Speaking to the audience at the Mobile World Congress last Tuesday, Musk boasted of advances in Starlink technology and subscriber growth, as he estimated the total investment cost in the satellite internet business at up to $30 billion.
If successful, the service could vastly expand the reach of broadband Internet worldwide, connect Tesla vehicles, and even provide a new platform for dealers and others with sophisticated Internet needs.
SpaceX’s Starlink space division launched its beta program “Better Than Nothing Beta program” in the U.S. last October at data speeds of up to 150 megabits per second.
Early reviews have been mixed, with some users complaining about the problems that have always plagued satellite internet: weather sensitivity.
The service should improve with more satellites, as Starlink has launched more than 1,700 of its 260-kilogram satellites into space so far and plans a further 40,000.

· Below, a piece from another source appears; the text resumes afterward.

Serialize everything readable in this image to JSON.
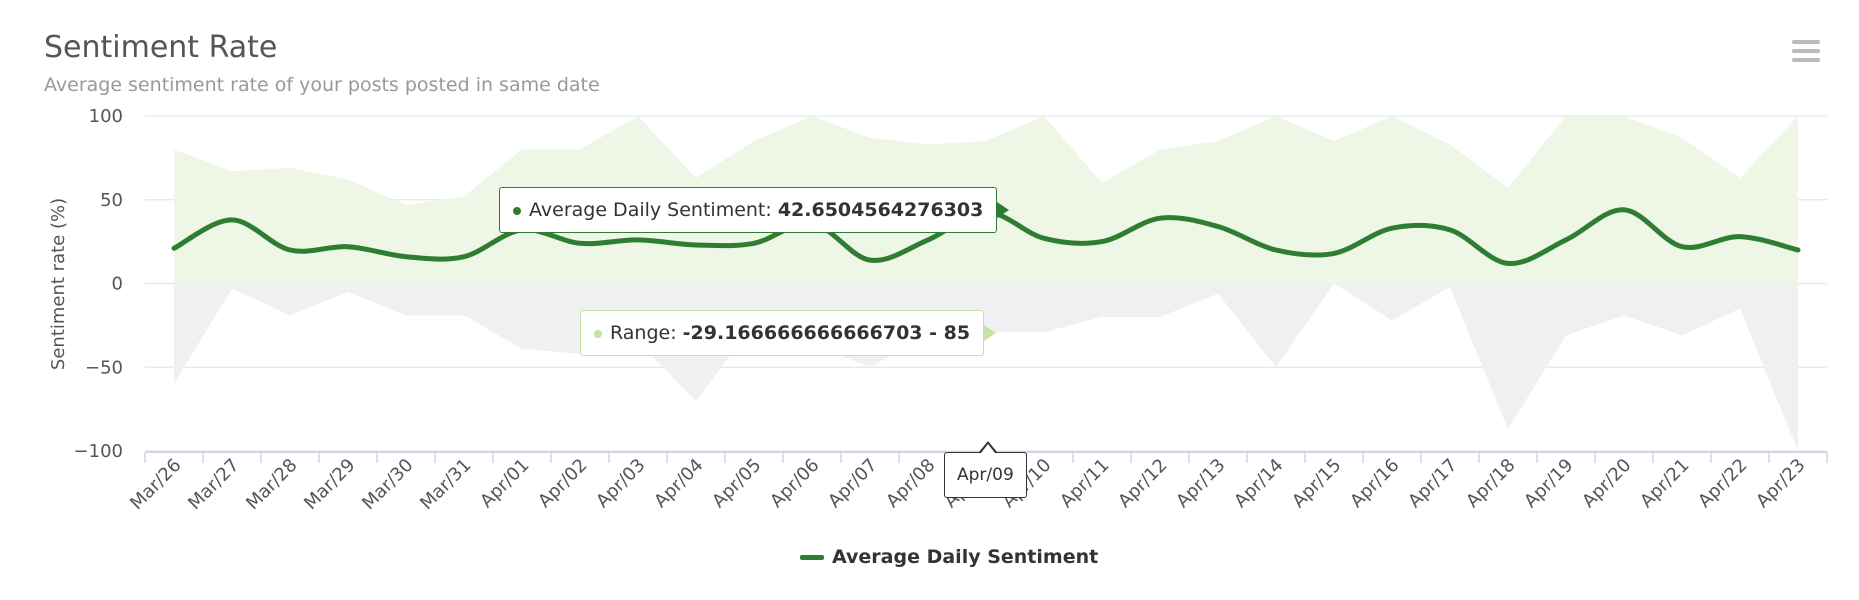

The price pain could be alleviated by nearly $900 million in subsidies from the Federal Communications Commission that Starlink is earmarking for transferring the internet to rural areas.
More importantly, Starlink said it can cut costs further by building its own terminals and satellites.
It has hired engineers from chipmakers Broadcom Inc, Qualcomm Inc, and others to design its own communications chips, echoing a similar move made in the past by Tesla.
Starlink has cut terminal costs by more than half, from $3,000, and expects them to be in the range of a few hundred dollars next year.